Evan Soltas and Seth Stephens-Davidowitz have a fascinating article in the Times looking into the connection between online searches and ethnic or religious hatred. Specifically, they look at how searches including the words "kill Muslims," "I hate Muslims," and so on have varied over time:
Using weekly data from 2004 to 2013, we found a direct correlation between anti-Muslim searches and anti-Muslim hate crimes.

We measured Islamophobic sentiment by using common Google searches that imply hateful attitudes toward Muslims. A search for “are all Muslims terrorists?” for example leaves little to the imagination about what the searcher really thinks. Searches for “I hate Muslims” are even clearer.

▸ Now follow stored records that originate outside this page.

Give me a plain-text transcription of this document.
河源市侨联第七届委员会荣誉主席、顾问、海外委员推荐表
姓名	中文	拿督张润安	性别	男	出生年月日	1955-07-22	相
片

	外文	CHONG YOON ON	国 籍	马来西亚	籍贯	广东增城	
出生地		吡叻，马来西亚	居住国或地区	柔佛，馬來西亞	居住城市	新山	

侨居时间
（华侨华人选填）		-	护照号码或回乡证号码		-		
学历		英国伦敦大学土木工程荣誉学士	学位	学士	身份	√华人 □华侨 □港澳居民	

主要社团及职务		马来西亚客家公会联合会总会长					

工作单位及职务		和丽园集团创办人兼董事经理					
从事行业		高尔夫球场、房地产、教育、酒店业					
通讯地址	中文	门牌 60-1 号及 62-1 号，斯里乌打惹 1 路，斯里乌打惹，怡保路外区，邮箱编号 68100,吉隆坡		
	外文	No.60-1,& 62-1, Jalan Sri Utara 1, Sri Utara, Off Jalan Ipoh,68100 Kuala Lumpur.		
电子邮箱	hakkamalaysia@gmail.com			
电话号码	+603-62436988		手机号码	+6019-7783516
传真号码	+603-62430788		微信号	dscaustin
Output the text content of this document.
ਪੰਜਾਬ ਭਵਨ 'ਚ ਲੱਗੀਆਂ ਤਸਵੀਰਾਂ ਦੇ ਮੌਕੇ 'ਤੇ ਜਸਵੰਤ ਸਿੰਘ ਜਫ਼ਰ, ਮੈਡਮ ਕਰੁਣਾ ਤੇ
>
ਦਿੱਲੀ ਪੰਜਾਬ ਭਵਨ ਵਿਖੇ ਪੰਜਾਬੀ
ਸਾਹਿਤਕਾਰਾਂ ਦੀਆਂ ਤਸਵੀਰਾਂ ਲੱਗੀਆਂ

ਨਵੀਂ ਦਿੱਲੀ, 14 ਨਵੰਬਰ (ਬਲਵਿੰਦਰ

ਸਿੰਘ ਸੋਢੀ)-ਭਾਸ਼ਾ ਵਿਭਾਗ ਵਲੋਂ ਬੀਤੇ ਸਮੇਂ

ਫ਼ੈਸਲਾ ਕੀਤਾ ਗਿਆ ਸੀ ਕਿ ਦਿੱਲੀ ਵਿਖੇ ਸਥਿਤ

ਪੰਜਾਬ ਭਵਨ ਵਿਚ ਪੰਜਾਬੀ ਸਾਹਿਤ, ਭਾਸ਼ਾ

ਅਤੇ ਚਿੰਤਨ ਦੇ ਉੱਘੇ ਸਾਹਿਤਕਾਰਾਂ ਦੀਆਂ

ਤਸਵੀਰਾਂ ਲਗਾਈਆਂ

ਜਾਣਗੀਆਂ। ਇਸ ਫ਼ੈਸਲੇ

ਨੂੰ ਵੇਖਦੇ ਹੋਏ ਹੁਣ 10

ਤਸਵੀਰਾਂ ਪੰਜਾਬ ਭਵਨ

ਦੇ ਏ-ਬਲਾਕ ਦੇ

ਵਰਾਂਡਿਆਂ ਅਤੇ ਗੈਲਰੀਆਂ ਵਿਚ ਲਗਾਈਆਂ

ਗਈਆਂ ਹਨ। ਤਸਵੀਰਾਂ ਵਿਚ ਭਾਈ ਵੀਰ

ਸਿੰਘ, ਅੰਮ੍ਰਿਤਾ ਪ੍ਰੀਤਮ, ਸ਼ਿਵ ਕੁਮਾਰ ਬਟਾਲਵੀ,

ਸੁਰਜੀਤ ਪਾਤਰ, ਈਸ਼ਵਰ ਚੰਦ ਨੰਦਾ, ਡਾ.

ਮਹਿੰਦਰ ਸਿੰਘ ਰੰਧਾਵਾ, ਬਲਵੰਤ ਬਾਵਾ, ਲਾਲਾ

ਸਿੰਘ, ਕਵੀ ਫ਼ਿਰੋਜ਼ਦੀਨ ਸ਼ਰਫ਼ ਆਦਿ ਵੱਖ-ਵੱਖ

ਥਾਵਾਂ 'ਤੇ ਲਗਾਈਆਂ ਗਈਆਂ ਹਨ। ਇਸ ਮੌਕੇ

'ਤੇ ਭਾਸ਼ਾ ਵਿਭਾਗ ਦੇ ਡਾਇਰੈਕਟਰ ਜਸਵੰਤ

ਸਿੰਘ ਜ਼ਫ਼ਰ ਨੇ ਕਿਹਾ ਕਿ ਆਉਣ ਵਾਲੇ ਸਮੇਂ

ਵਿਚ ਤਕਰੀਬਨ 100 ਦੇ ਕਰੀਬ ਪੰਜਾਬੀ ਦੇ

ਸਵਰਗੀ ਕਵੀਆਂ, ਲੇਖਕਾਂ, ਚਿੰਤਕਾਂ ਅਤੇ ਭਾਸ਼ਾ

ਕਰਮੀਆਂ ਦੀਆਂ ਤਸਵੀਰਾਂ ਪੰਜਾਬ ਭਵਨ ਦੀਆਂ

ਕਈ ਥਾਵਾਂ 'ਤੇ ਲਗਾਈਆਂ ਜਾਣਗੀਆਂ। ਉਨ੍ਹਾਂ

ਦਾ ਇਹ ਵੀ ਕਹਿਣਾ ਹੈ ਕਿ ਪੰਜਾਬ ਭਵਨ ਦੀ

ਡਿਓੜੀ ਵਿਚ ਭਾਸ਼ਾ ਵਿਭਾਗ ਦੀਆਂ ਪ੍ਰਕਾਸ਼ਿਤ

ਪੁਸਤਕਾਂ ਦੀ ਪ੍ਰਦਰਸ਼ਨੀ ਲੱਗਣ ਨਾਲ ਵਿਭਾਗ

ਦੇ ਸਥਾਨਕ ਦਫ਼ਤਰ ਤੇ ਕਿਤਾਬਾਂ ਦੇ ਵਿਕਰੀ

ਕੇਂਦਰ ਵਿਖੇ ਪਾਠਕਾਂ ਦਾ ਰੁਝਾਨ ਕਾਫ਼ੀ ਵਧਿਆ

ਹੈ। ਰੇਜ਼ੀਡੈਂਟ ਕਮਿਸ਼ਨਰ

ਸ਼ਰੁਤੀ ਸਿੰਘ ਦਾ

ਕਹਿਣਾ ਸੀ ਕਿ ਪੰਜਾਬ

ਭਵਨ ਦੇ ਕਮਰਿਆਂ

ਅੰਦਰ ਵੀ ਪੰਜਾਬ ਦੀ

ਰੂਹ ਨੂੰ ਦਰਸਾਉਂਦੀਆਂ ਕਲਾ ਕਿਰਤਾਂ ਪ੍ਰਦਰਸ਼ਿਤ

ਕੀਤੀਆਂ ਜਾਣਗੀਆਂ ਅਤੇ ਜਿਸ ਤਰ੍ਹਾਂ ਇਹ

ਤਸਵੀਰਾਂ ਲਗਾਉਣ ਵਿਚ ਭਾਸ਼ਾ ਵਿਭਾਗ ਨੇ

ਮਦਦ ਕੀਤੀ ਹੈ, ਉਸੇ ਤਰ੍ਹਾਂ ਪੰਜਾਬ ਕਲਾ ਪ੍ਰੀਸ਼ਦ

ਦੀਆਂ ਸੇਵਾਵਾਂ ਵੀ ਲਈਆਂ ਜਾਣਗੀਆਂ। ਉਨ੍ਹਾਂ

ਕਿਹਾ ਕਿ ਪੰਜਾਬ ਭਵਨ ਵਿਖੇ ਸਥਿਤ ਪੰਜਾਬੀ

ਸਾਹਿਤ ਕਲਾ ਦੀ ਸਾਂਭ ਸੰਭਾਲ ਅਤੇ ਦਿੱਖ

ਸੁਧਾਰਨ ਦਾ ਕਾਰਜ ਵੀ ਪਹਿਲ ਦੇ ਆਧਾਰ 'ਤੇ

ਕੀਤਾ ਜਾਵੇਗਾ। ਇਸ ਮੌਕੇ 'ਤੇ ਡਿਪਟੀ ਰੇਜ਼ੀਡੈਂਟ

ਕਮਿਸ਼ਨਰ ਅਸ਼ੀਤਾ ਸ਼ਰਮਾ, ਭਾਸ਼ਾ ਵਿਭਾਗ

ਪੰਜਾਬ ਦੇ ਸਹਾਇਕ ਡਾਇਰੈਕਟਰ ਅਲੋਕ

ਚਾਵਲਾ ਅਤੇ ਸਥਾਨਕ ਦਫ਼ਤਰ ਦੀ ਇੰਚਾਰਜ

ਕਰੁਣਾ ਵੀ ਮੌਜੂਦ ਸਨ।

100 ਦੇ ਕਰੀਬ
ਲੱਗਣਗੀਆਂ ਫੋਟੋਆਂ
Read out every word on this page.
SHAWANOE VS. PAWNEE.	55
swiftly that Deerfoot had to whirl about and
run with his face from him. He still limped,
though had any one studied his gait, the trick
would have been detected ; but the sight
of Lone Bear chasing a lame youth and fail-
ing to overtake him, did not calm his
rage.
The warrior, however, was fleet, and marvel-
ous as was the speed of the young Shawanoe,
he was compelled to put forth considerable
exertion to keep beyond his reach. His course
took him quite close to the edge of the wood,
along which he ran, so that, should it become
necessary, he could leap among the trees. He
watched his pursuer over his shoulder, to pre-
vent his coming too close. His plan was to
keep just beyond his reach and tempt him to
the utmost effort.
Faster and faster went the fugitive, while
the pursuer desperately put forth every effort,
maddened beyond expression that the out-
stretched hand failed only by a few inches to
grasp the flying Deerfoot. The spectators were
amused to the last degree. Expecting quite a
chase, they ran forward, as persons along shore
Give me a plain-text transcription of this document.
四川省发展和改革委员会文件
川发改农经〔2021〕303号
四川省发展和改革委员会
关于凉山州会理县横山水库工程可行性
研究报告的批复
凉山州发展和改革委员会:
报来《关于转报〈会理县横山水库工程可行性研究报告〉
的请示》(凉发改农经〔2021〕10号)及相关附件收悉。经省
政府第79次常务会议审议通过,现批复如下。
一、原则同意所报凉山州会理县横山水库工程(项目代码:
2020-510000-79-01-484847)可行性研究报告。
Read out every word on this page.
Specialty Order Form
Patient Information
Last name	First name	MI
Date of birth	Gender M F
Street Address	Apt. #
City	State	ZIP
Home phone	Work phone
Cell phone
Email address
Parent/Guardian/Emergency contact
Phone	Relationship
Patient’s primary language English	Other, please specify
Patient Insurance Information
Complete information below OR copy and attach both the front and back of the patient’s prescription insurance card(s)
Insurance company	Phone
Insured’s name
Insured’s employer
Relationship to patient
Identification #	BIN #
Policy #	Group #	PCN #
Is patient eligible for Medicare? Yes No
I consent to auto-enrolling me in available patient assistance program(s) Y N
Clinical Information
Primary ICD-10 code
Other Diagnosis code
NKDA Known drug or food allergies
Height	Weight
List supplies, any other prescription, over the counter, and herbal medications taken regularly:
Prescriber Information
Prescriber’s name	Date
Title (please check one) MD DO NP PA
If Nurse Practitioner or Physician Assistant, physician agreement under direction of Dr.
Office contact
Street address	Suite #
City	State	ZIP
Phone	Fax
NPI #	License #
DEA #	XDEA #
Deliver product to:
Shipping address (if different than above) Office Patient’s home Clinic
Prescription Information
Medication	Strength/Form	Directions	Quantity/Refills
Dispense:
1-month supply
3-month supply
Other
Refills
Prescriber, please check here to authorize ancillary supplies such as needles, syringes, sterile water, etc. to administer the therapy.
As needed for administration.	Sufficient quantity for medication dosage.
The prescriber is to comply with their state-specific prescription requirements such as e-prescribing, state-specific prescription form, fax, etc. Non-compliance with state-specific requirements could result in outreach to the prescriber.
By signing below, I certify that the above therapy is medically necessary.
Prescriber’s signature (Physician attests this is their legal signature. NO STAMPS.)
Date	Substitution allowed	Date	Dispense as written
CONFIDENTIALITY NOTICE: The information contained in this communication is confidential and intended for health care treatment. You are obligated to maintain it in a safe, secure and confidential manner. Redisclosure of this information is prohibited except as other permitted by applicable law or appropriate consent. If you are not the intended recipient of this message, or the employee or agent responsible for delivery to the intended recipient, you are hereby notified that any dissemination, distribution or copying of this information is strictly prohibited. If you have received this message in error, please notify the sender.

When Islamophobic searches are at their highest levels, such as during the controversy over the “ground zero mosque” in 2010 or around the anniversary of 9/11, hate crimes tend to be at their highest levels, too.
As to what can be done about this, well that turns out to be hard. First, there is no evidence that living or working with Muslims leads to more tolerance. Instead they find the opposite, that people who live in areas with more Muslims make more hateful searches. And what if the President spoke eloquently against hatred?
Mostly, we found that Mr. Obama’s well-meaning words fell on deaf ears. Overall, in fact, his speech provoked intolerance. The president said, “It is the responsibility of all Americans — of every faith — to reject discrimination.” But searches calling Muslims “terrorists,” “bad,” “violent” and “evil” doubled during and shortly after his speech.

Mr. Obama also said, “It is our responsibility to reject religious tests on who we admit into this country.” But negative searches about Syrian refugees rose 60 percent. Searches asking how to help Syrian refugees dropped 35 percent. The president asked us to “not forget that freedom is more powerful than fear.” But searches for “kill Muslims” tripled during his speech.
Actually this doesn't show anything about how the average listener reacted; many or even most listeners might have found the President reassuring. But those predisposed toward hate were only further inflamed.

There was a bright spot:
There was one line, however, that did trigger the type of response Mr. Obama might have wanted. He said, “Muslim Americans are our friends and our neighbors, our co-workers, our sports heroes and yes, they are our men and women in uniform, who are willing to die in defense of our country.”

After this line, for the first time in more than a year, the top Googled noun after “Muslim” was not “terrorists,” “extremists” or “refugees.” It was “athletes,” followed by “soldiers.” And, in fact, “athletes” kept the top spot for a full day afterward.
So the answer is more Muslim stars in the NBA!

Anyway, it is a fascinating look at our society and some new ways to study it.